Over the next few months, Michael underwent an unsuccessful surgical resection, followed by six weeks and 31 rounds of cranio-spinal radiation and finally six monthly cycles of high-dose chemotherapy. The process weakened him to a former shadow of his spunky self.
Michael finished his frontline treatment in February 2015, weak and exhausted. He was fed through a G-tube and faced frequent hospitalizations due to infection or the need for blood products and hydration. Unfortunately, his end-of-treatment MRI wasn’t the news we had hoped – there were still areas of concern remaining in his brain. We were told we could ‘watch and wait’ or enter a new clinical trial for pediatric brain tumors that held no guarantee of clearing up this refractory disease.
Hope ahead
After consulting other hospitals for second and even third opinions, we decided to enter the clinical trial at Dana-Farber Cancer Institute. It was a trial without much history or a large cohort of other children, but our options were limited. A metronomic and anti-aniogenesis therapy, it was designed to target the proliferating tumor cells and hopefully minimize toxicity. The requirements were extensive – another surgery to place a reservoir in Michael’s brain that directly delivered chemo, five drugs to be taken daily at home and biweekly intravenous Avastin, along with intrathecal chemo. For the first couple of months, Michael tolerated it well, but a neurological reaction that caused him to have stroke-like symptoms forced us to change the game plan. We discussed with his team and decided to move forward with a modified version of the trial. This is where we stand today.
Michael is currently in his 84th week of therapy and his last MRI revealed no evidence of disease. This is the best news we could have hoped for and he is in the final phases of this treatment. The trial wasn’t without additional side effects, but it has allowed him to maintain a good quality of life and return to being a kid again. Although the chances of a reoccurrence still exist, we take comfort in knowing his cancer responded to treatment. With all he has overcome and his ability to remain positive, Michael continues to amaze us everyday. We couldn’t be more proud of him and his unyielding strength and courage.

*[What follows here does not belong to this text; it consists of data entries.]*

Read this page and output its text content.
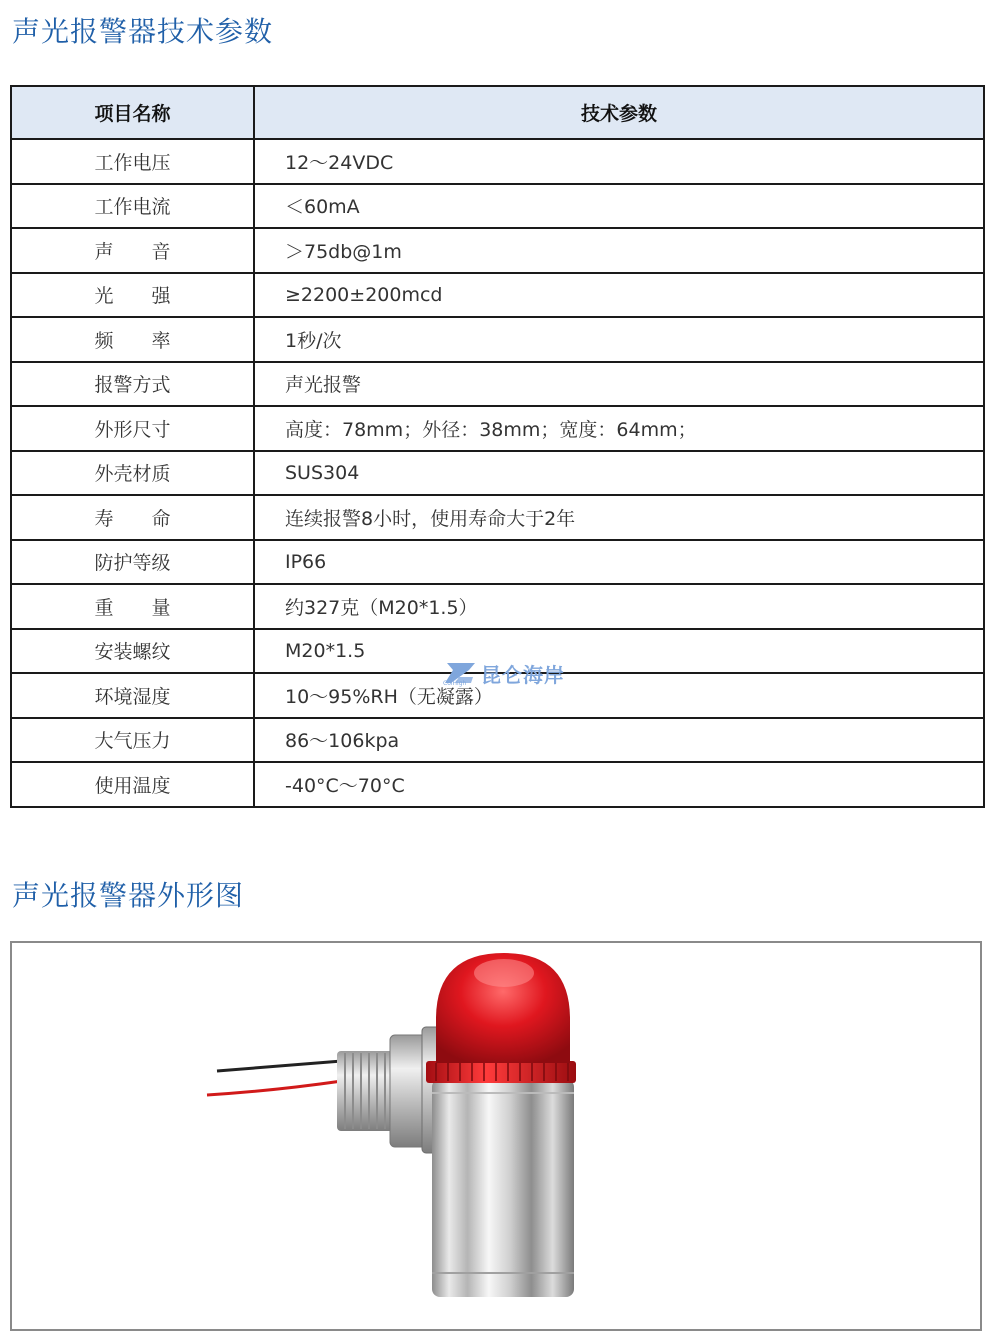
声光报警器技术参数
项目名称	技术参数
工作电压	12～24VDC
工作电流	＜60mA
声　　音	＞75db@1m
光　　强	≥2200±200mcd
频　　率	1秒/次
报警方式	声光报警
外形尺寸	高度：78mm；外径：38mm；宽度：64mm；
外壳材质	SUS304
寿　　命	连续报警8小时，使用寿命大于2年
防护等级	IP66
重　　量	约327克（M20*1.5）
安装螺纹	M20*1.5
环境湿度	10～95%RH（无凝露）
大气压力	86～106kpa
使用温度	-40°C～70°C
昆仑海岸
ColHigh
声光报警器外形图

Cancer has no predictable timeline, nor does it follow a specific course. There are twists and turns throughout the journey that most are unable to prepare for. The financial burden of the disease paired with the time missed from work was one of many challenges we faced. We will always be grateful for the critical support Family Reach has provided throughout Michael’s treatment, allowing us to keep up with our mortgage and priority expenses. Our focus needed to be on getting Michael through treatment, and Family Reach recognized the importance of this. They stood by us not only as supporters, but as friends, offering the tools we needed to overcome some of our hurdles. Once Michael’s treatment is over, we hope to give back to Family Reach and help others dealing with these difficult situations.